From Okapi Framework
Jump to: navigation, search

This dialog box allows you to create, edit and remove groups of rules and language maps.

Options

Cascade language maps matching — Set this option to enable language map matches to cascade.

Segment sub-flow items — Set this option to set the SRX segmentsubflows attribute to yes. This option is used by some tool to know if they should segment text runs embedded inside other text runs.

Include opening in-line codes — Set this option to include any opening in-line code located just before a break with the segment being closed. If this option is not set such in-line code should be placed in the next segment. For example, assuming a period follow by a space has a break after the period:

 ON: Sentence one.<b> Sentence two.</b> ==> [Sentence one.<b>][ Sentence two.</b>]
OFF: Sentence one.<b> Sentence two.</b> ==> [Sentence one.][<b> Sentence two.</b>]

Include closing in-line codes — Set this option to include any closing in-line code located just before a break with the segment being closed. If this option is not set such in-line code should be placed in the next segment. For example, assuming a period follow by a space has a break after the period:

 ON: Sentence <b>one.</b> Sentence two. ==> [Sentence <b>one.</b>][ Sentence two.]
OFF: Sentence <b>one.</b> Sentence two. ==> [Sentence <b>one.][</b> Sentence two.]

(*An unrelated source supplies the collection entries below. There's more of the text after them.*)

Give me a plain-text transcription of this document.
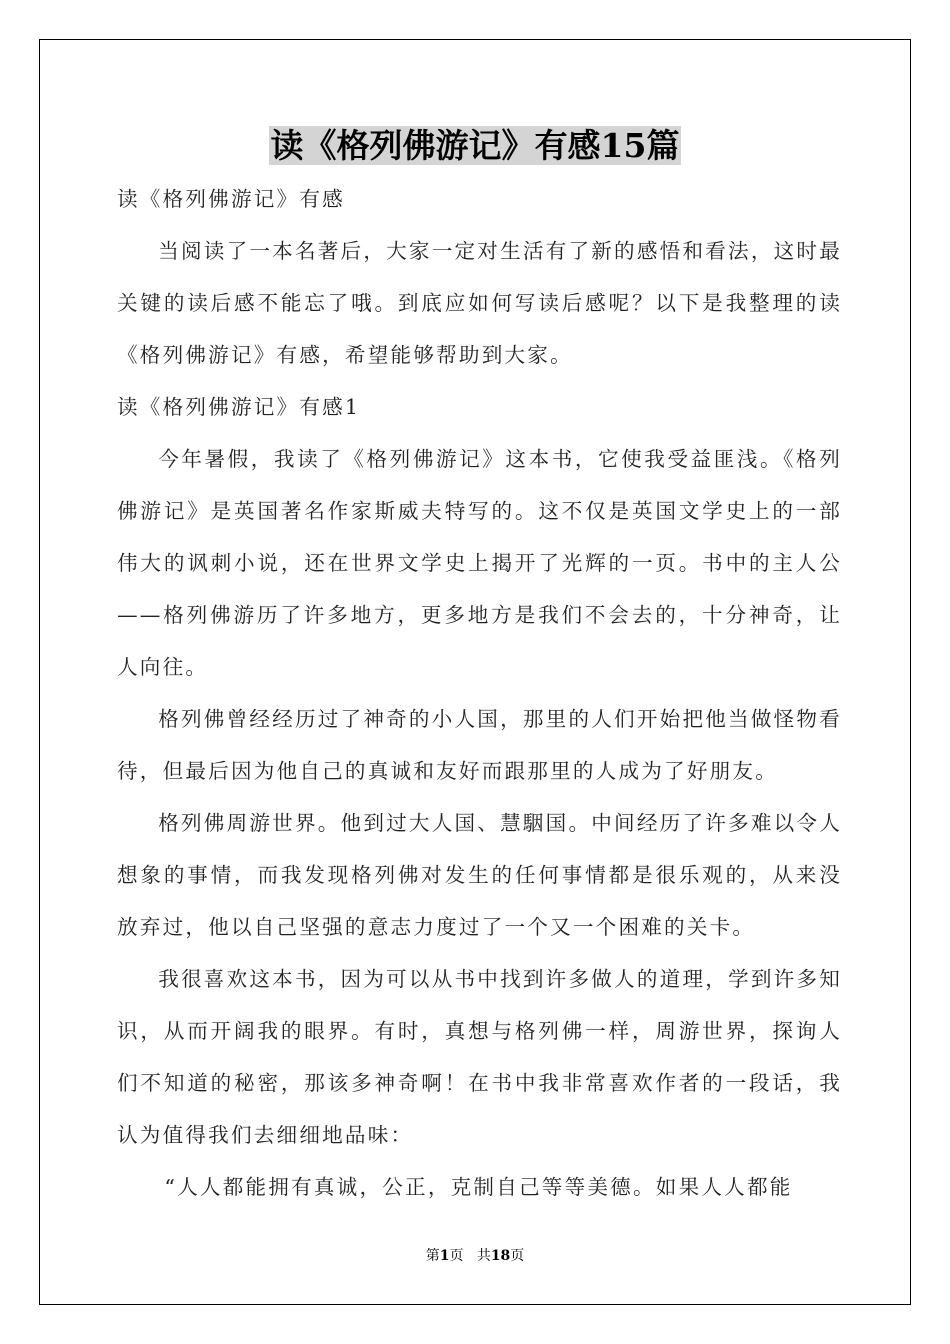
读《格列佛游记》有感15篇

读《格列佛游记》有感

当阅读了一本名著后，大家一定对生活有了新的感悟和看法，这时最关键的读后感不能忘了哦。到底应如何写读后感呢？以下是我整理的读《格列佛游记》有感，希望能够帮助到大家。

读《格列佛游记》有感1

今年暑假，我读了《格列佛游记》这本书，它使我受益匪浅。《格列佛游记》是英国著名作家斯威夫特写的。这不仅是英国文学史上的一部伟大的讽刺小说，还在世界文学史上揭开了光辉的一页。书中的主人公——格列佛游历了许多地方，更多地方是我们不会去的，十分神奇，让人向往。

格列佛曾经经历过了神奇的小人国，那里的人们开始把他当做怪物看待，但最后因为他自己的真诚和友好而跟那里的人成为了好朋友。

格列佛周游世界。他到过大人国、慧駰国。中间经历了许多难以令人想象的事情，而我发现格列佛对发生的任何事情都是很乐观的，从来没放弃过，他以自己坚强的意志力度过了一个又一个困难的关卡。

我很喜欢这本书，因为可以从书中找到许多做人的道理，学到许多知识，从而开阔我的眼界。有时，真想与格列佛一样，周游世界，探询人们不知道的秘密，那该多神奇啊！在书中我非常喜欢作者的一段话，我认为值得我们去细细地品味：

“人人都能拥有真诚，公正，克制自己等等美德。如果人人都能

第1页 共18页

Include isolated in-line codes — Set this option to include any isolated code located just before a break with the segment being closed. If this option is not set such in-line code should be placed in the next segment. For example, assuming a period follow by a space has a break after the period:

 ON: Sentence one.<br/> Sentence two. ==> [Sentence one.<br/>][ Sentence two.]
OFF: Sentence one.<br/> Sentence two. ==> [Sentence one.][<br/> Sentence two.]

Extensions

These options in this group are not standard SRX options, and using them may prevent your rules to be fully interoperable with other SRX-compatible tools.

Use Java regular expressions engine — Set this option have the document's rules interpreted with the Java regular expression engine rather than the standard ICU engine. The Okapi segmenter was not implementing the ICU patterns until M16. See the page "SRX and Java" for more details about the difference.

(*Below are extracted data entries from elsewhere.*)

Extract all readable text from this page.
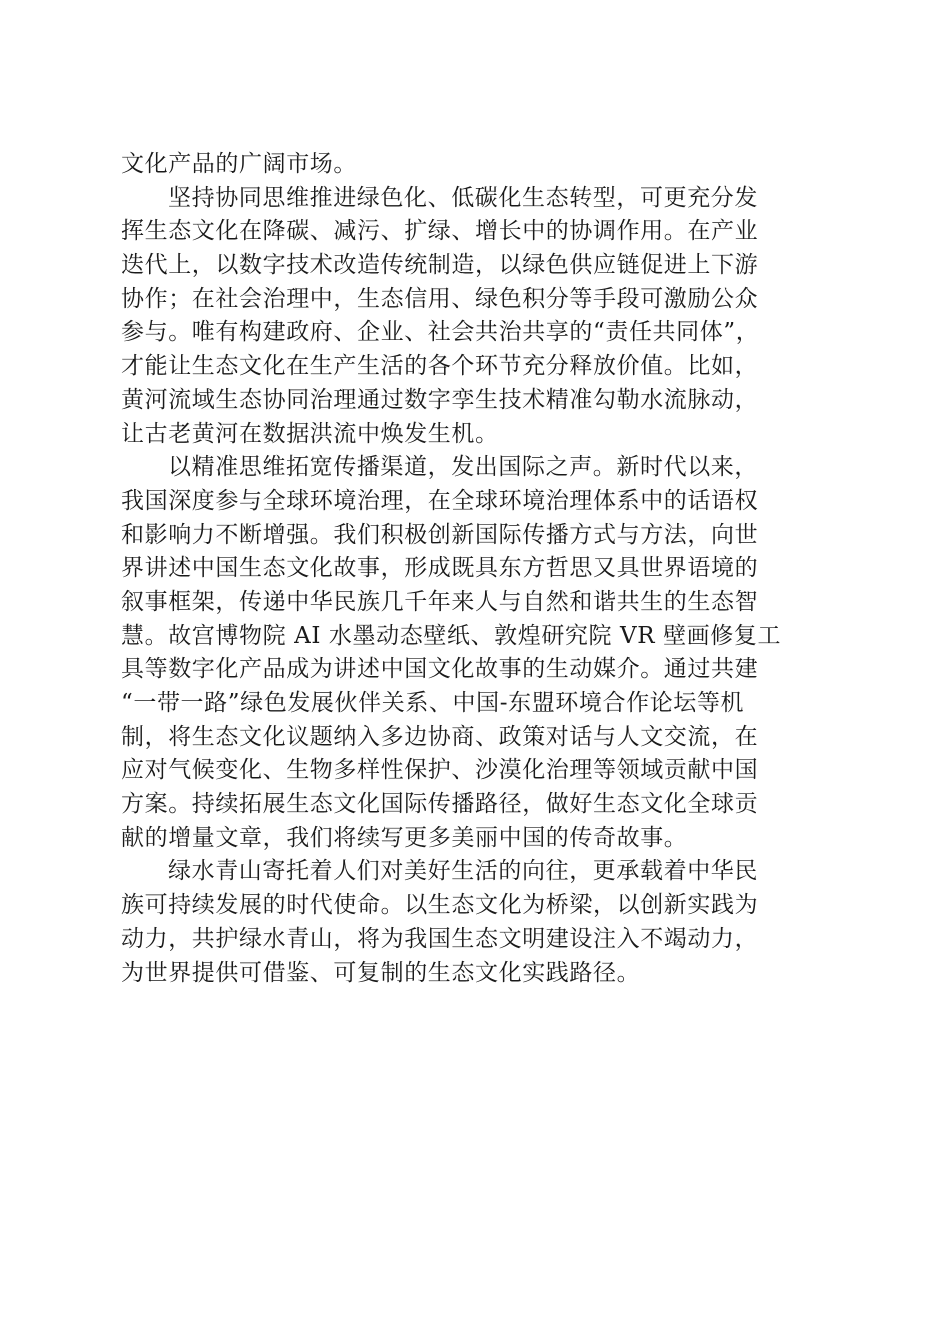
文化产品的广阔市场。
坚持协同思维推进绿色化、低碳化生态转型，可更充分发
挥生态文化在降碳、减污、扩绿、增长中的协调作用。在产业
迭代上，以数字技术改造传统制造，以绿色供应链促进上下游
协作；在社会治理中，生态信用、绿色积分等手段可激励公众
参与。唯有构建政府、企业、社会共治共享的“责任共同体”，
才能让生态文化在生产生活的各个环节充分释放价值。比如，
黄河流域生态协同治理通过数字孪生技术精准勾勒水流脉动，
让古老黄河在数据洪流中焕发生机。
以精准思维拓宽传播渠道，发出国际之声。新时代以来，
我国深度参与全球环境治理，在全球环境治理体系中的话语权
和影响力不断增强。我们积极创新国际传播方式与方法，向世
界讲述中国生态文化故事，形成既具东方哲思又具世界语境的
叙事框架，传递中华民族几千年来人与自然和谐共生的生态智
慧。故宫博物院 AI 水墨动态壁纸、敦煌研究院 VR 壁画修复工
具等数字化产品成为讲述中国文化故事的生动媒介。通过共建
“一带一路”绿色发展伙伴关系、中国-东盟环境合作论坛等机
制，将生态文化议题纳入多边协商、政策对话与人文交流，在
应对气候变化、生物多样性保护、沙漠化治理等领域贡献中国
方案。持续拓展生态文化国际传播路径，做好生态文化全球贡
献的增量文章，我们将续写更多美丽中国的传奇故事。
绿水青山寄托着人们对美好生活的向往，更承载着中华民
族可持续发展的时代使命。以生态文化为桥梁，以创新实践为
动力，共护绿水青山，将为我国生态文明建设注入不竭动力，
为世界提供可借鉴、可复制的生态文化实践路径。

Include all text for single segments — Set this option to force all entry that have only a single segment to enclose all the text of the entry.

Trim leading white-spaces — Set this option to move any leading white-space in a segment before that segment.

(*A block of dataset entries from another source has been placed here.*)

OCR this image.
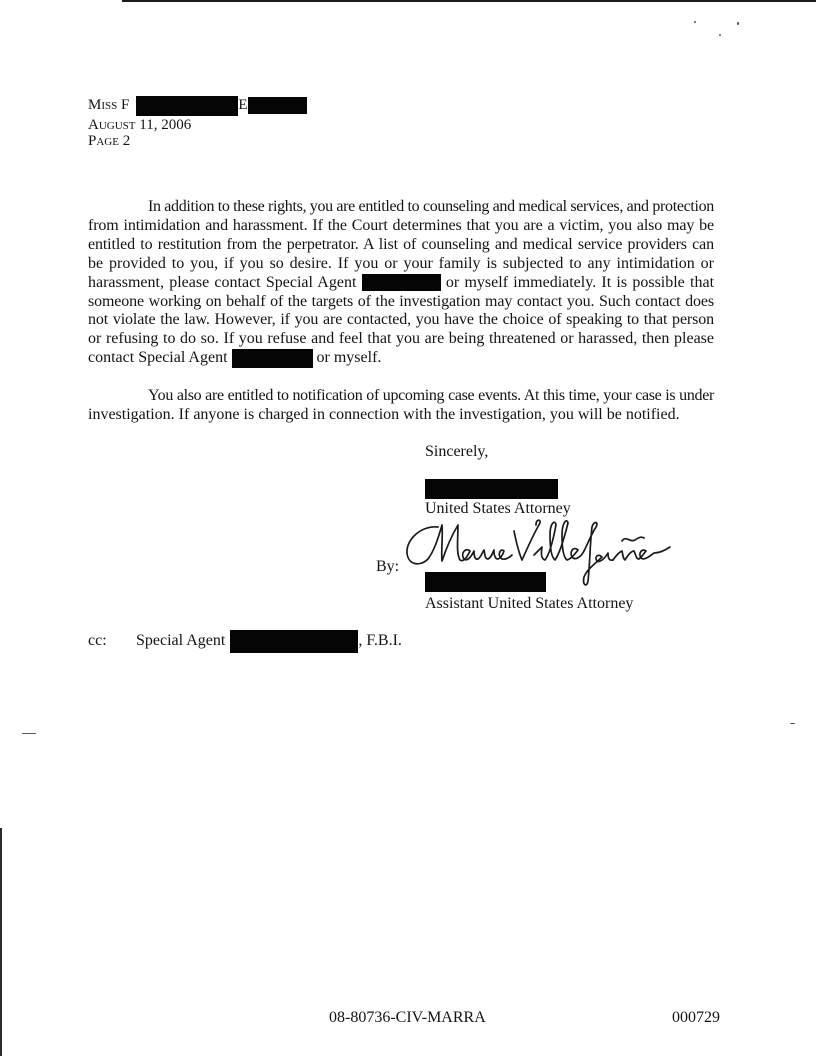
Miss F	E
August 11, 2006
Page 2
In addition to these rights, you are entitled to counseling and medical services, and protection
from intimidation and harassment. If the Court determines that you are a victim, you also may be
entitled to restitution from the perpetrator. A list of counseling and medical service providers can
be provided to you, if you so desire. If you or your family is subjected to any intimidation or
harassment, please contact Special Agent	or myself immediately. It is possible that
someone working on behalf of the targets of the investigation may contact you. Such contact does
not violate the law. However, if you are contacted, you have the choice of speaking to that person
or refusing to do so. If you refuse and feel that you are being threatened or harassed, then please
contact Special Agent	or myself.
You also are entitled to notification of upcoming case events. At this time, your case is under
investigation. If anyone is charged in connection with the investigation, you will be notified.
Sincerely,
United States Attorney
By:
Assistant United States Attorney
cc: Special Agent	, F.B.I.
08-80736-CIV-MARRA	000729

Trim trailing white-spaces — Set this option to move any trailing white-space in a segment after that segment.

Header comments — XML comment located at just after the <srx> start tag in the SRX document.

Language Rules

List of all the groups of rules in the document.

Add — Click this button to add a group of rules to the list.

Rename — Click this button to rename the group of rules currently selected. Note that references to that group in the language maps are not updated automatically.

Remove — Click this button to remove the group of rules currently selected. The program will ask for confirmation. Note that references to that group in the language maps are not updated automatically.

Language Maps

List of all the language maps in the document.

Note: Note that in the case of the Okapi framework, the language codes are usually normalized to lowercase at runtime, in some other software they may not. So you want to make sure your regular expression takes any letter-case into account. For example use '[Ee][Nn]' instead of 'en' or 'EN'.

Add — Click this button to open the Edit Language Map dialog box to add a language map to the list.

Edit — Click this button to open the Edit Language Map dialog box to edit the language map currently selected.

Remove — Click this button to remove the language map currently selected.

Move Up — Click this button to move the language map currently selected upward in the list.

Move Down — Click this button to move the language map currently selected downward in the list.